Le 969e rassemblement des Mères du Samedi à Istanbul s’est terminé par une intervention brutale de la police, aboutissant à l’arrestation de 26 personnes.

Depuis des décennies, chaque semaines, ces mères courageuses descendent dans la rue pour réclamer justice et vérité sur le sort de leurs proches disparus dans les prisons de l’État turc.

La place Galatasaray à Istanbul a été, une fois de plus, le théâtre d’une violente répression policière à l’encontre des Mères du Samedi. Empêchées de manifester pour attirer l’attention sur les disparitions forcées et demander des comptes aux auteurs de ces crimes, les femmes et leurs soutiens ont été arrêtés. Au total, 26 personnes ont été interpellées et menottées.

Le mouvement des Mères du Samedi a reçu le soutien de nombreuses personnalités publiques cette semaine, parmi lesquelles l’avocate Eren Keskin, présidente de l’Association des droits de l’homme (IHD), ainsi que les députés du Parti de l’égalité et de la démocratie des peuples (HEDEP) Cengiz Çiçek, Celal Fırat et Özgül Saki. Étaient également présents Ahmet Şık, député du Parti des travailleurs de Turquie (TIP), et Musa Piroğlu, ancien député du Parti démocratique des peuples (HDP).

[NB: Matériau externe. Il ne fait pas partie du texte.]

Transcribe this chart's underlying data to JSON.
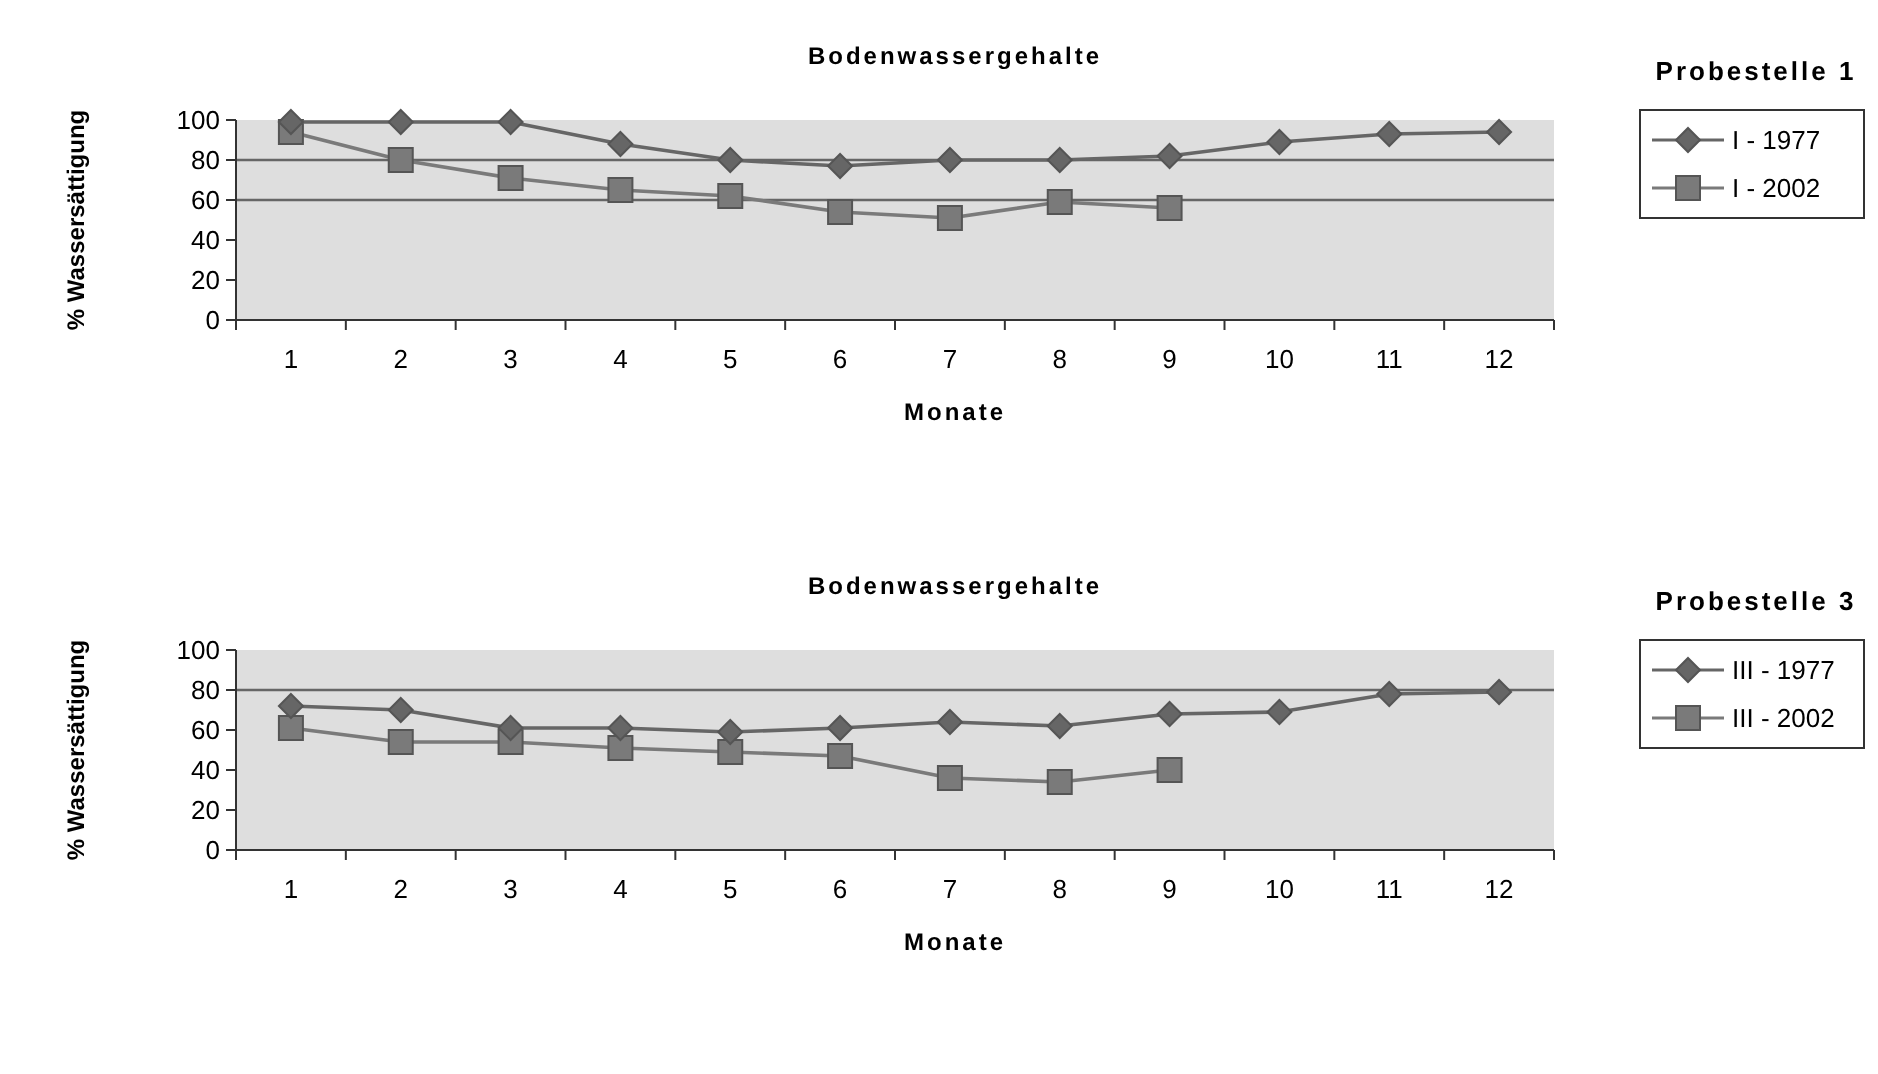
{
  "chart_data": [
    {
      "type": "line",
      "title": "Bodenwassergehalte",
      "xlabel": "Monate",
      "ylabel": "% Wassersättigung",
      "legend_title": "Probestelle 1",
      "categories": [
        "1",
        "2",
        "3",
        "4",
        "5",
        "6",
        "7",
        "8",
        "9",
        "10",
        "11",
        "12"
      ],
      "ylim": [
        0,
        100
      ],
      "yticks": [
        0,
        20,
        40,
        60,
        80,
        100
      ],
      "grid": false,
      "legend": "right",
      "line_style": "solid",
      "ref_lines": [
        {
          "axis": "y",
          "value": 80
        },
        {
          "axis": "y",
          "value": 60
        }
      ],
      "series": [
        {
          "name": "I - 1977",
          "color": "#666666",
          "marker": "diamond",
          "values": [
            99,
            99,
            99,
            88,
            80,
            77,
            80,
            80,
            82,
            89,
            93,
            94
          ]
        },
        {
          "name": "I - 2002",
          "color": "#7a7a7a",
          "marker": "square",
          "values": [
            94,
            80,
            71,
            65,
            62,
            54,
            51,
            59,
            56,
            null,
            null,
            null
          ]
        }
      ]
    },
    {
      "type": "line",
      "title": "Bodenwassergehalte",
      "xlabel": "Monate",
      "ylabel": "% Wassersättigung",
      "legend_title": "Probestelle 3",
      "categories": [
        "1",
        "2",
        "3",
        "4",
        "5",
        "6",
        "7",
        "8",
        "9",
        "10",
        "11",
        "12"
      ],
      "ylim": [
        0,
        100
      ],
      "yticks": [
        0,
        20,
        40,
        60,
        80,
        100
      ],
      "grid": false,
      "legend": "right",
      "line_style": "solid",
      "ref_lines": [
        {
          "axis": "y",
          "value": 80
        }
      ],
      "series": [
        {
          "name": "III - 1977",
          "color": "#666666",
          "marker": "diamond",
          "values": [
            72,
            70,
            61,
            61,
            59,
            61,
            64,
            62,
            68,
            69,
            78,
            79
          ]
        },
        {
          "name": "III - 2002",
          "color": "#7a7a7a",
          "marker": "square",
          "values": [
            61,
            54,
            54,
            51,
            49,
            47,
            36,
            34,
            40,
            null,
            null,
            null
          ]
        }
      ]
    }
  ]
}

Alors que les forces de l’ordre repoussaient les journalistes et tentaient d’empêcher la députée Özgül Saki de rejoindre les proches des disparus, cette dernière a vigoureusement protesté contre le caractère illégitime de l’action policière. Elle n’a été autorisée à passer qu’après avoir averti les forces de l’ordre des potentielles conséquences juridiques de leur comportement. Pendant ce temps, les manifestants lançaient des œillets sur la place Galatasaray, fermée au public, en signe de résistance et de détermination à poursuivre leur quête de justice. Cengiz Çiçek a dénoncé l’attaque illégitime de la police et souligné que les Mères du Samedi incarnent la conscience de la société, méritant ainsi le plus grand respect pour leur résistance inébranlable.

Depuis plus de 28 ans, les Mères du Samedi demandent à avoir des réponses sur le sort de leurs proches disparus en garde à vue. Il s’agit de la plus longue action de désobéissance civile en Turquie, initiée le 27 mai 1995 par la famille d’Hasan Ocak, un enseignant mort sous la torture. On estime à 17 000 le nombre de personnes « disparues » en Turquie dans les années 1980 et 1990, principalement dans les régions kurdes, dont les corps ont souvent été retrouvés dans des fosses communes, des décharges ou des puits. Ni la police, ni la justice n’ont pris les mesures nécessaires pour enquêter sur ces « disparitions forcées ».

Depuis les manifestations de 2013 dans le parc Gezi à Istanbul, tout rassemblement est interdit sur la place Galatasaray, à l’exception des Mères du Samedi. Cependant, en août 2018, leur 700e veillée a été interdite et violemment dispersée sous prétexte de liens supposés avec le Parti des travailleurs du Kurdistan (PKK). Depuis, toute manifestation sur cette place est interdite, en contradiction avec la décision de la Cour constitutionnelle turque du 22 février 2023, statuant sur le droit à la liberté de réunion et de manifestation. Le blocage de la place est donc déclaré invalide. Malgré cela, le ministère turc de l’Intérieur et les autorités d’Istanbul continuent d’ignorer cette décision, réprimant violemment chaque semaine les Mères du Samedi et leurs soutiens.